If you are ever in the western portion of Colorado, you might drop by Ridgeway, Colorado (not that far from Teluride Ski Area). It was the the tiny town that **True Grit **rebuilt. The film that got John Wayne an academy award also got the town a make over. The town got a new city hall, a new bar, and two or three other buildings which are still used today. The irony of the make over is that the buildings which look the most rustic and old are probably some of the newer in the town.

Many other Westerns use as their sets permanant sets in New Mexico (Silvarado for example) and Arizona (Rio Lobo for example). More recently you can see them in television shows.

The Rocky statue was moved from the art museum to the steps of the Spectrum.

From Bull Durham, the bull sign with the spinning tail and the smoke coming out of his nose was left at Durham Athletic Park.

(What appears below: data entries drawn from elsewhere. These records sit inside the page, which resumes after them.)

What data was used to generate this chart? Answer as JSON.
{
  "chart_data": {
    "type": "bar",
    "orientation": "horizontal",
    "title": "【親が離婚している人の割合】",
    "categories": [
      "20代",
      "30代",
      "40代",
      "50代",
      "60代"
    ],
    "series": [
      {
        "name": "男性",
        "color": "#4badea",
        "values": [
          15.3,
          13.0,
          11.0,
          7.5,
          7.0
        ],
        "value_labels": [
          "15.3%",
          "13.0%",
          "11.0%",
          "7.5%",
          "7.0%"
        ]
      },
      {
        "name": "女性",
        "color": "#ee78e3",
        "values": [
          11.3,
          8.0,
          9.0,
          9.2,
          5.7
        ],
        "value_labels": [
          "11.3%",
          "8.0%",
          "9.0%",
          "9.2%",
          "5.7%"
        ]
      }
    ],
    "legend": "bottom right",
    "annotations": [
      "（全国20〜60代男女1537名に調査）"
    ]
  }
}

Tara from *GWTW * still stands at the Culver City, CA studio, visible from the street, and is now used as studio office space.

AFAIK, Howard Hughes built the Van Nuys airport to support filming of Hell’s Angels, and it is still very busy today.

You are correct. Legolamb, SpinyNorman, and I took a tour of Universal Studios when we were in LA last year visiting SpinyNorman and Shayna. I looked through my pictures and posted the Bates and Whoville pictures here. The lots were next to each other and parts of Whoville were behind the Bates Motel.